- Born: 3 February 1889 Wald, Zurich, Switzerland
- Died: 2 March 1945 (aged 56)

= Emil Heß =

Swiss actor

Emil Heß (3 February 1889, in Wald, Zurich – 2 March 1945, in Zurich) was a Swiss actor on stage and screen.

==Personal life==

Heß married Elizabeth Ellinghaus by whom he had three sons Wolfgang, Urs and Migg.

Urs Hess (1940) and Migg Hess (1943) followed in the footsteps of their father and played in Zurich venues such as the Playhouse and the Bernhardt Theatre. They also had roles in a few films during the 1950s.

== Career ==
=== Selected stage performances ===
- Woyzeck (1922, 1927)

=== Filmography ===

- Herbstzauber (1918) as Graf Victor von Ulmrode
- Seltsame Seelen (1918)
- L'ouragan sur la montagne (1922)
- Fredericus Rex (1922, part 3) as Minister August Friedrich Von Boden
- Jud Süß (1940) as Schmied Hans Bogner
- Das Herz der Königin (1940) as Lord Douglas
- Die keusche Geliebte (1940) as Exzellenz Baroux
- The Swedish Nightingale (1941) as Thorwaldsen
- Der Strom (1941)
- The Way to Freedom (1941) as Müetli
- Das tapfere Schneiderlein (1941) as König
- Tanz mit dem Kaiser (1941)
- Wenn du noch eine Heimat hast (1942) as Ullrichs
- Wedding in Barenhof (1942) as Königliche Hoheit
- Between Heaven and Earth (1942) as Valentin, Buchhalter
- Andreas Schlüter (1942) as Counsellor Dankelman
- Die Entlassung (1942) as Grand Duke Vladimir
- Love Me (1942)
- A Flea in Her Ear (1943) as Großvater Christian Lohhof
- Back Then (1943) as Alvarez, Veras Verteidiger
- Dreaming (1944) as Dr.

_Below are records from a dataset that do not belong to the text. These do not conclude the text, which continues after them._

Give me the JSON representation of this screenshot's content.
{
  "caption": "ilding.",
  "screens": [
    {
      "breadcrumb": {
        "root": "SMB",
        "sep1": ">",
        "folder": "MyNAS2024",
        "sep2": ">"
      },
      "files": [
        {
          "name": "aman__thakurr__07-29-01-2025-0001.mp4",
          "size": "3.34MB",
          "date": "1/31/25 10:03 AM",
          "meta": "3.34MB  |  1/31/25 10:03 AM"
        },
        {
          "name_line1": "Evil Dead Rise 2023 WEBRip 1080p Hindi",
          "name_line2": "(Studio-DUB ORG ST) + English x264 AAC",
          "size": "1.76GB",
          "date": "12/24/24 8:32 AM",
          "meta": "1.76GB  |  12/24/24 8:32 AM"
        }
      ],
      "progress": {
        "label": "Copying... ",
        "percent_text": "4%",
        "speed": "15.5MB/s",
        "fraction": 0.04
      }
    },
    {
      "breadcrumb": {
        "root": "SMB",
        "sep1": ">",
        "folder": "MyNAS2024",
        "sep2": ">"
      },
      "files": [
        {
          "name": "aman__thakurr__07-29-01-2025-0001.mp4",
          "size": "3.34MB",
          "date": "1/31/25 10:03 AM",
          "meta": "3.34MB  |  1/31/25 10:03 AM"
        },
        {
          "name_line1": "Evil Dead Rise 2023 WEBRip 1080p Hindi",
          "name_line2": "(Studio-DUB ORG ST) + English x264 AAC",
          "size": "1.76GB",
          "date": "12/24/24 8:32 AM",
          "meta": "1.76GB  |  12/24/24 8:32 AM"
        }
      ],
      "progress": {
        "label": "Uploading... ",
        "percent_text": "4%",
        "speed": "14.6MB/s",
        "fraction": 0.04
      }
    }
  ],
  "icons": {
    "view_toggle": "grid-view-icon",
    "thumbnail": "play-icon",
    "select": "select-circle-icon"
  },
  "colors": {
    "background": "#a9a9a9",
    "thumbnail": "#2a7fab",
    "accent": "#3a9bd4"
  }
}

Körber
- Herr Sanders lebt gefährlich (1944) as Gil Schnyder
- Aufruhr der Herzen (1944) as Martin Atzinger
- Der Engel mit dem Saitenspiel (1944) as Linus Lanzinger, bayr. Postillon
- Der Erbförster (1945)
- Kamerad Hedwig (1945) as Vater Schulz (unfinished film)
- Jan und die Schwindlerin (1947) as Hinnerk Remmers
- Jugendliebe (1947)
- Die Kreuzelschreiber (1950) as Großbauer
- Erzieherin gesucht (1950) as Revendonk (final film role)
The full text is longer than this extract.